氧原子是燃烧过程中普遍存在的自由基，它和烃类分子反应是碳氢燃料燃烧中重要的基元反应，研究这些基元反应的动力学机理将对复杂碳氢燃料的燃烧动力学研究提供重要的信息。本项目拟对O(1D)+CH4/ C2H6/C3H8以及O(3P)+ C2H4 /C3H6反应开展最为可靠的动力学研究。基于高精度的从头算能量点，用交换不变多项式拟合方法构建精确的全维全域势能面，探讨势能面交叉点和旋轨耦合。用准经典轨线和势能面跳跃方法研究氧原子和烃类分子反应的微观机理和非绝热动力学效应，在不同碰撞能和温度下计算各产物通道的分支比、速率常数、产物平动能和内能分布以及微分散射截面，碰撞能量转移，并深入探讨不同烃类反应物间的动力学关联，为研究温度、压力相关的碳氢燃料燃烧基元反应过程提供理论依据。
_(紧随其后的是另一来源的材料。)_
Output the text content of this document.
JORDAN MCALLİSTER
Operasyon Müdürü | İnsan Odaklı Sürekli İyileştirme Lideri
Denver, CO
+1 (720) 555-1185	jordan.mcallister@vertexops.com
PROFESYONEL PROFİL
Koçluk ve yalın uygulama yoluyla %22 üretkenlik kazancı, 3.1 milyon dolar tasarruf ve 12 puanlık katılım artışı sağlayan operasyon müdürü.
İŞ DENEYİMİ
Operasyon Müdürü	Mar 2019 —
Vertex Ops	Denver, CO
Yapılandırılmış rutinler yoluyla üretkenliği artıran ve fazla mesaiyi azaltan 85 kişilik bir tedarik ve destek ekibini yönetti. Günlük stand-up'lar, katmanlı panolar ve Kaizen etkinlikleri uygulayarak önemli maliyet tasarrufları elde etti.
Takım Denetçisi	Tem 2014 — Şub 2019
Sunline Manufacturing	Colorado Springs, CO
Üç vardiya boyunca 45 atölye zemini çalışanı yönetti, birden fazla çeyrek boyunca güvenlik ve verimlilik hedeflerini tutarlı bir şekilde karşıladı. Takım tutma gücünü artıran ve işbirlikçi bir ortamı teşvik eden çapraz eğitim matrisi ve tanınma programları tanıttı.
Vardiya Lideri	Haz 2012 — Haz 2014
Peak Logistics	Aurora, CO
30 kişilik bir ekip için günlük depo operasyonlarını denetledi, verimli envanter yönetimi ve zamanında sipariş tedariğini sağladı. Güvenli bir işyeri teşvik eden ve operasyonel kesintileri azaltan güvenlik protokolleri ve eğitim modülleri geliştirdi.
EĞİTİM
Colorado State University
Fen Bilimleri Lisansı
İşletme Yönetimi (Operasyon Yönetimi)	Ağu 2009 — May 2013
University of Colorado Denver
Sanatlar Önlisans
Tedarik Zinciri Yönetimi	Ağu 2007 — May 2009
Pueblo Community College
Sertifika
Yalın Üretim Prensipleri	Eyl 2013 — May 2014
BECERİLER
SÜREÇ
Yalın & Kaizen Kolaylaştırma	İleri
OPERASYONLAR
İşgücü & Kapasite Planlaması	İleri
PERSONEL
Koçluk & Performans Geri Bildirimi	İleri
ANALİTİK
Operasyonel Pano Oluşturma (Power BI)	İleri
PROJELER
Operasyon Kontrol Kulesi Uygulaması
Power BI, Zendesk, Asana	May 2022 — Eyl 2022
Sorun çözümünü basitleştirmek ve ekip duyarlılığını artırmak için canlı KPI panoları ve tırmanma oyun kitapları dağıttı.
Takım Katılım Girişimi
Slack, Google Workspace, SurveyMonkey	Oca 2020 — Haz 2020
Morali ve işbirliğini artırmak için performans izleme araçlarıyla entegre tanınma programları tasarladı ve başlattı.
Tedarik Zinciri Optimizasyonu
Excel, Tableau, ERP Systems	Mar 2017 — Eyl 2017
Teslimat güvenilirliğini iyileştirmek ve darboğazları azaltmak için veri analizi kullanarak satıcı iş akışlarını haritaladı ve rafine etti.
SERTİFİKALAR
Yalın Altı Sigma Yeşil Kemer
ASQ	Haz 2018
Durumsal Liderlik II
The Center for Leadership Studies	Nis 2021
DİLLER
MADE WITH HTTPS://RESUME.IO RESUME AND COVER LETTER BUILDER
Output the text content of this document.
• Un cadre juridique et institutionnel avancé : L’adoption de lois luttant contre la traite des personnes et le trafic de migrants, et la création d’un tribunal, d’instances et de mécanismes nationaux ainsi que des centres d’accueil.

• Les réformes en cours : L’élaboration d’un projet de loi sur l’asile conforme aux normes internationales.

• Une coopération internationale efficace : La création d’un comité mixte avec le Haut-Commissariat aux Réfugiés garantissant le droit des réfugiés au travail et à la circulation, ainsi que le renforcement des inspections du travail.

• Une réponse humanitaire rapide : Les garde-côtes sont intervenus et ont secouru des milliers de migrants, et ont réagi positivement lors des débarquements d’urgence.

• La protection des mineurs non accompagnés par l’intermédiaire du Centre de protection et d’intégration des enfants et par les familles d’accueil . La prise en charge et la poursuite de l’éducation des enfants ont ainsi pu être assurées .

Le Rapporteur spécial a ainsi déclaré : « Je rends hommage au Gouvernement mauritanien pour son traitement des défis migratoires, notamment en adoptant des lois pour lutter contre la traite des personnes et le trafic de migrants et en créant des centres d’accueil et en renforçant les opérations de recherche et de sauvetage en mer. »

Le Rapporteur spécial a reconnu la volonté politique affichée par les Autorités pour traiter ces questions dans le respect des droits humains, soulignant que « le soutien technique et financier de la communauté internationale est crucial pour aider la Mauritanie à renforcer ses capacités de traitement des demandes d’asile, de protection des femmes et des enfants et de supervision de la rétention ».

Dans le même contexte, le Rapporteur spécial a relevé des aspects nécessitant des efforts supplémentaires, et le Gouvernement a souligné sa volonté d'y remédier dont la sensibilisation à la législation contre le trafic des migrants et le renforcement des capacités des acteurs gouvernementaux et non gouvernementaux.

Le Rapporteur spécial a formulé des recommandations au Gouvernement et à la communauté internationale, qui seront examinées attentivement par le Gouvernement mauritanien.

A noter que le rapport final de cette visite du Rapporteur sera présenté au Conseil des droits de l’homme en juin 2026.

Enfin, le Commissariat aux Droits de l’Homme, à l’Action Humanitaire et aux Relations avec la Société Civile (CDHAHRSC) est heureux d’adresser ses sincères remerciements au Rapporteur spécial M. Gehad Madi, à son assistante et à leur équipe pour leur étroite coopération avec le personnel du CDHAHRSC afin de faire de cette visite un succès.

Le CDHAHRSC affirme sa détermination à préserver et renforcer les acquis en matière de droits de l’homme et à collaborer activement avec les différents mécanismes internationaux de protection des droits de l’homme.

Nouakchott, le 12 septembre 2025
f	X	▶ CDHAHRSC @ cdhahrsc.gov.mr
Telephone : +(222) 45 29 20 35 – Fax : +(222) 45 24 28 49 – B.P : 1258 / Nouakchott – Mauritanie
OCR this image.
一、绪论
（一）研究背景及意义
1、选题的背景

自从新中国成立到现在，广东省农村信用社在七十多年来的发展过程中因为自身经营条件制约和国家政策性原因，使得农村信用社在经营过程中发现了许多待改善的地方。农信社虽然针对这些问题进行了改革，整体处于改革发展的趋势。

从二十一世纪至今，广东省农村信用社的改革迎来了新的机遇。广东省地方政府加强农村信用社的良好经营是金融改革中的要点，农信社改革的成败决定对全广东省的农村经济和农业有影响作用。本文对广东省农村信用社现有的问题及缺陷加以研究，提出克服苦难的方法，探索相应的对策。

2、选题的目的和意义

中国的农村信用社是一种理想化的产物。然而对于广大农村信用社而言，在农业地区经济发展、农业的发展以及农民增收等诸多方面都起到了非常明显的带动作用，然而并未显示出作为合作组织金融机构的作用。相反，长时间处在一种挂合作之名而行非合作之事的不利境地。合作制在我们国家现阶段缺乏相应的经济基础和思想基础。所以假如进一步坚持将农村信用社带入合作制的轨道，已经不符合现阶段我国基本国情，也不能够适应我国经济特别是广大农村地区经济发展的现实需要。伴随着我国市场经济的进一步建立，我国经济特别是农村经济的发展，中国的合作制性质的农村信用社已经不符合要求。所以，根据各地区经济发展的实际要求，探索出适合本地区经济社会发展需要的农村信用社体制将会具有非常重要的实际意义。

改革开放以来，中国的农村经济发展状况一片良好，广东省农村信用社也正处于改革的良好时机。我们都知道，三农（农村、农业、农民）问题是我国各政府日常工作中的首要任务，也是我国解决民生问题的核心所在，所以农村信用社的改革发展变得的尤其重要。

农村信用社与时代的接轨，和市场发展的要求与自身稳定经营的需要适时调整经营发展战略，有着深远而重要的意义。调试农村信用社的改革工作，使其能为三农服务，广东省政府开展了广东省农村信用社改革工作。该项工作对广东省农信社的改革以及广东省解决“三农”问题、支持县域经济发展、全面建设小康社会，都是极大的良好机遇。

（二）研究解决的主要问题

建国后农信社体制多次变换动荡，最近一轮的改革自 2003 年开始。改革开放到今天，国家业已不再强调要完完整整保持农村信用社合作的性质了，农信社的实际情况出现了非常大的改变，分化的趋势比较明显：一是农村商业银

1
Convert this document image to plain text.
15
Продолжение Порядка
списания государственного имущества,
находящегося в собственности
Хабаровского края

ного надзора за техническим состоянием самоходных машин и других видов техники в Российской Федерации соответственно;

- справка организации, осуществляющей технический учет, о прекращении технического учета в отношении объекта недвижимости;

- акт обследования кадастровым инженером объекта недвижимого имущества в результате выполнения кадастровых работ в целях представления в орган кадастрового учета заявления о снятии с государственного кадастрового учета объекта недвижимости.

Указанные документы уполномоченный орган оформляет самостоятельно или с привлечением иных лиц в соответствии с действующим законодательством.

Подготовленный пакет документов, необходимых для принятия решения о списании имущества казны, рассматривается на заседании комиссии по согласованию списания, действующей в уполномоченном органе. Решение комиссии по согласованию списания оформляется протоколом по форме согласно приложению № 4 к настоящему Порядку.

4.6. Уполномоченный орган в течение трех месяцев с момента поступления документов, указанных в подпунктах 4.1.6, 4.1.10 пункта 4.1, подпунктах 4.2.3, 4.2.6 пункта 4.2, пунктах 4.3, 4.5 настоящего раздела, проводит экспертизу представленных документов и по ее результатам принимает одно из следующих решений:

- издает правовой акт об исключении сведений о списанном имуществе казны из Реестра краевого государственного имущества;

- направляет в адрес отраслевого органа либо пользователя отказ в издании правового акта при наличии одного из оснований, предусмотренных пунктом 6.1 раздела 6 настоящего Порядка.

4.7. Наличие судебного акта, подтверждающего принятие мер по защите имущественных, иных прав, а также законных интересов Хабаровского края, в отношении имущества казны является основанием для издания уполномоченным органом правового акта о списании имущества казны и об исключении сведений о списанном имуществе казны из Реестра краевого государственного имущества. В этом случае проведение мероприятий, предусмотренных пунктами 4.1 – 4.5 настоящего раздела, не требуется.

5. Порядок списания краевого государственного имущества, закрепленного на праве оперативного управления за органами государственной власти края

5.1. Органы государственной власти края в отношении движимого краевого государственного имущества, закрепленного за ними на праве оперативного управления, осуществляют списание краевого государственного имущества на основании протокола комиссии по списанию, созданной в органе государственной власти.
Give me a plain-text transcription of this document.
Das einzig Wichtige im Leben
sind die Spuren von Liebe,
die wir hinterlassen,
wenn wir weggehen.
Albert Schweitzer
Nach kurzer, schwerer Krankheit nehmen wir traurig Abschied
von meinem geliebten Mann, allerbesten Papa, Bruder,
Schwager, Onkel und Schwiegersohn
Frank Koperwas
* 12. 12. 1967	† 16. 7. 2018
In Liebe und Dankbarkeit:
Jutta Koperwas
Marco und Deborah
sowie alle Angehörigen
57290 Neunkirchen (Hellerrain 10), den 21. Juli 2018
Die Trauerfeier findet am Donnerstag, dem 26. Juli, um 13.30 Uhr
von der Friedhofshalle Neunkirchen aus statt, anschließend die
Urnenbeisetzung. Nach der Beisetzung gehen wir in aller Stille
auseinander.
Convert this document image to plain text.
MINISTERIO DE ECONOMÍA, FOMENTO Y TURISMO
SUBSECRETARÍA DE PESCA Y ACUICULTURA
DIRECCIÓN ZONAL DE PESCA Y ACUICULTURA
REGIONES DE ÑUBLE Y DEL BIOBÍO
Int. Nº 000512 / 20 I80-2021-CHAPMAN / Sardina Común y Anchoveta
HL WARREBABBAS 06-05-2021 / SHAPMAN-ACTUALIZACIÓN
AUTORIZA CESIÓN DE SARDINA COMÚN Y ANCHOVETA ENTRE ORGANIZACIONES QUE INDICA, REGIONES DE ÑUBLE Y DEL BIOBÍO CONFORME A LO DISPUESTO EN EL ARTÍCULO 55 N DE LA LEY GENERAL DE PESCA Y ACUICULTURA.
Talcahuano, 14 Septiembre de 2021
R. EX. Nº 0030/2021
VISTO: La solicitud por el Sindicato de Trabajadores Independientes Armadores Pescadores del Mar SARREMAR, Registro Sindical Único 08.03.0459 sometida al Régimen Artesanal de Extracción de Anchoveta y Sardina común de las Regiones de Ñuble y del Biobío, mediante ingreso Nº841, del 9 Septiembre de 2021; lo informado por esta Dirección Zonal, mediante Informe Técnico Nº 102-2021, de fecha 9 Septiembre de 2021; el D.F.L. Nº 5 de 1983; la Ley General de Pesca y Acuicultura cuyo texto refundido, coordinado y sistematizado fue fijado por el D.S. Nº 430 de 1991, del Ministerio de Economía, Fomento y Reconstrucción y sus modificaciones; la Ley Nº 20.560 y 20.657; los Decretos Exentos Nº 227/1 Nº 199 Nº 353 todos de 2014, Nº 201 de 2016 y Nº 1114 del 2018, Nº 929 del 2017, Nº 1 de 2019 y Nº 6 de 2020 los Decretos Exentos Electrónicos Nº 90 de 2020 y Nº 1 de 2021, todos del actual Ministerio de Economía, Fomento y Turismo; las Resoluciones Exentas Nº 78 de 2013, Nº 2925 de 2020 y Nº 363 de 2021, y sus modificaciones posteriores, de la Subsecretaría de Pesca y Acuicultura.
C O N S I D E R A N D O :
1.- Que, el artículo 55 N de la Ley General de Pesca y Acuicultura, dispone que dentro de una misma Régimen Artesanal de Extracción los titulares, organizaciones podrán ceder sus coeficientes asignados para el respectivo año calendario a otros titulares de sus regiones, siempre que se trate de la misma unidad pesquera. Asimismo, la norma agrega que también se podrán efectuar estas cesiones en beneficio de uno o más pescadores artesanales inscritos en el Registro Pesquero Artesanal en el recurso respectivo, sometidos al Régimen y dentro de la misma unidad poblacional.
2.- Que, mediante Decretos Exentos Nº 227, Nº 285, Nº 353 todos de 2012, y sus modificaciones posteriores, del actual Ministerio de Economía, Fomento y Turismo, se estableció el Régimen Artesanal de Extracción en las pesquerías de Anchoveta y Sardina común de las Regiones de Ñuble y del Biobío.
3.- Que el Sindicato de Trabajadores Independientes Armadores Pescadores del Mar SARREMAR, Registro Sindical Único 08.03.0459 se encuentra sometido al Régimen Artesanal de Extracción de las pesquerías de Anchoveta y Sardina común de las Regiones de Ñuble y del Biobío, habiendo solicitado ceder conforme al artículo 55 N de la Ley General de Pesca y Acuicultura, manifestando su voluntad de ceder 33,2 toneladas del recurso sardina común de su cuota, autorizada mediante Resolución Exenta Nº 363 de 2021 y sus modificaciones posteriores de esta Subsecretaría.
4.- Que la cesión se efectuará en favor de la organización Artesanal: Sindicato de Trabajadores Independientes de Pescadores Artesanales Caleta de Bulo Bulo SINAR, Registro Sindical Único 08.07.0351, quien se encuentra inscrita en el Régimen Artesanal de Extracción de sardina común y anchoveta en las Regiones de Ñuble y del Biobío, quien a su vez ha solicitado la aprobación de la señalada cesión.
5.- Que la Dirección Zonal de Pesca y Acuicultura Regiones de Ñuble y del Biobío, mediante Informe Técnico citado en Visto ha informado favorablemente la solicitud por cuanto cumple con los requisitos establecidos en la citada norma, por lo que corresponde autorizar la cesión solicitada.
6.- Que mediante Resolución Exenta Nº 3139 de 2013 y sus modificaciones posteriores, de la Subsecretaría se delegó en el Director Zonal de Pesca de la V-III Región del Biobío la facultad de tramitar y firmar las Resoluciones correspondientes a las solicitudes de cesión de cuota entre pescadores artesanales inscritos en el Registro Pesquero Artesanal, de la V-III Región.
The oxygen atom is a universal radical in the combustion, and its reactions with hydrocarbon molecules are important elementary reactions in the combustion of hydrocarbon fuel. Important information for the combustion kinetics of complex hydrocarbon fuel can be provided by investigating the dynamical mechanism of these elementary reactions. Here, a most reliable dynamical study will be carried out for the reactions of O(1D) with CH4, C2H6 and C3H8, and the reactions of O(3P) with C2H4 and C3H6 in this project. Based on high-level ab initio energy points, accurate, global, full-dimensional potential energy surfaces (PESs) will be constructed by permutationally invariant polynomial fitting method, and the minimum energy crossings and spin-orbit couplings will be investigated and calculated. The detailed dynamical mechanism and non-adiabatic dynamical effects will be investigated by comprehensive quasiclassical trajectory and trajectory surface-hopping calculations. The branching ratios of various products channels, rate constants, product translational energy and internal energy distributions, differential cross sections and collisional energy transfer will be calculated at varying collision energies and temperatures will be calculated. The correlations among those dynamical and kinetic features for different hydrocarbon reactants will be deeply investigated. These calculations and investigations will provide theoretical foundations for studying the temperature and pressure dependent processes in elementary reactions of hydrocarbon fuel combustion.